The reality of the space I'm in and I think I'm getting to the nitty gritty of why the blog is getting to me so much, stems for the straw that broke the camel's back today.
After my dad passed away, I shared a country song with my mom, where the lyrics go: 'Life's not the breaths you take, but the moments that take your breath away'. From that day on, that song has been very emotional for both my mom and I as we both reflect on our relationship with my dad, in our own special way. Money is tight. Money is more than tight and Pat and I are still out there doing everything in our power to live our individual dreams. Our bedroom looks gorgeous, but we've done it on a shoestring budget and there are things we know we'll improve on as the money begins to flow.

Then I was it.
A picture frame with the words of the song written around it. I had to have it. Finances are strained but I still couldn't walk out of that store without having it for my mom and I had to turn to Pat for help. Help that he really can't give me, but gave me anyway. That set the tears going and all the?frustration?that has been building about ... let me breathe before I vent ...

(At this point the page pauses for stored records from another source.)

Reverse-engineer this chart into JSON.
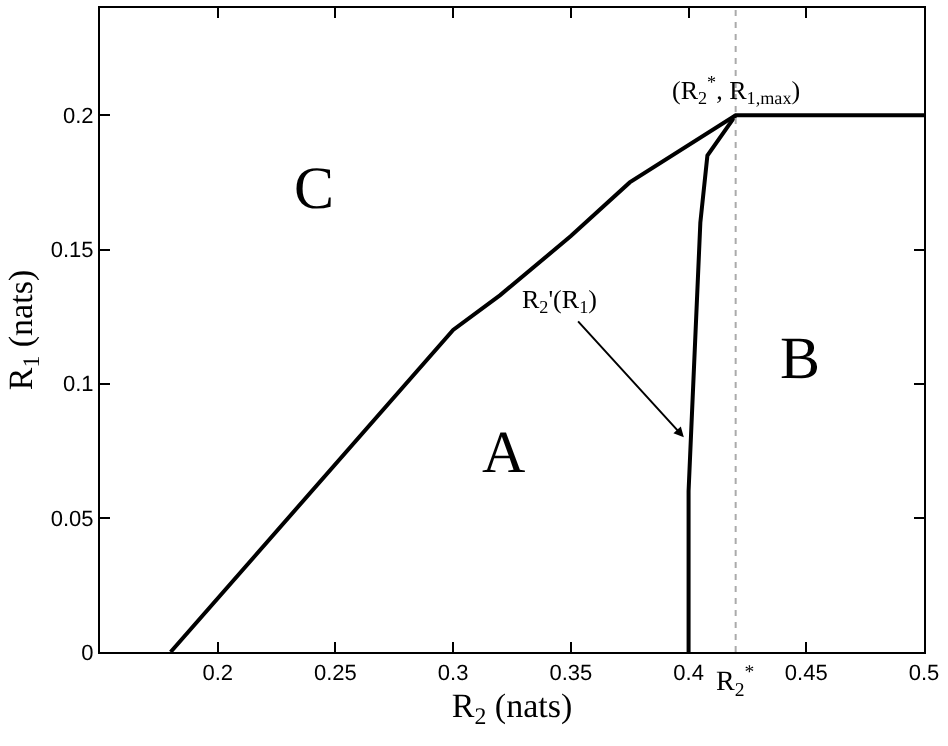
{
  "chart_data": {
    "type": "line",
    "xlabel": "R$_{2}$ (nats)",
    "ylabel": "R$_{1}$ (nats)",
    "series": [
      {
        "color": "#000000",
        "x": [
          0.18,
          0.3,
          0.32,
          0.35,
          0.375,
          0.42,
          0.5
        ],
        "values": [
          0,
          0.12,
          0.133,
          0.155,
          0.175,
          0.2,
          0.2
        ]
      },
      {
        "color": "#000000",
        "x": [
          0.4,
          0.4,
          0.401,
          0.402,
          0.405,
          0.408,
          0.42
        ],
        "values": [
          0,
          0.06,
          0.08,
          0.1,
          0.16,
          0.185,
          0.2
        ]
      }
    ],
    "xlim": [
      0.15,
      0.5
    ],
    "ylim": [
      0,
      0.24
    ],
    "xticks": [
      0.2,
      0.25,
      0.3,
      0.35,
      0.4,
      0.45,
      0.5
    ],
    "yticks": [
      0,
      0.05,
      0.1,
      0.15,
      0.2
    ],
    "ref_lines": [
      {
        "axis": "x",
        "value": 0.42,
        "label": "R$_{2}$$^{*}$",
        "color": "#aaaaaa",
        "line_style": "dotted"
      }
    ],
    "annotations": [
      "C",
      "A",
      "B",
      {
        "text": "R$_{2}$'(R$_{1}$)",
        "x": 0.398,
        "y": 0.08
      },
      {
        "text": "(R$_{2}$$^{*}$, R$_{1,max}$)",
        "x": 0.42,
        "y": 0.2
      }
    ],
    "legend": false,
    "line_style": "solid",
    "marker": "none"
  }
}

I have worked so fucking hard and I still can't by my mom the simplest, yet most precious present that costs only a few hundred rand. That's it ... that's why I don't wanna blog anymore ... it's because I've been telling this money story since before I even began blogging and I'm trying not to feel like a right royal failure for still not having a decent income after two years.

That's the truth ... that's the reality ... that's why the blogging currently sucks ... that's why I have the Sunday blues like all hell!!!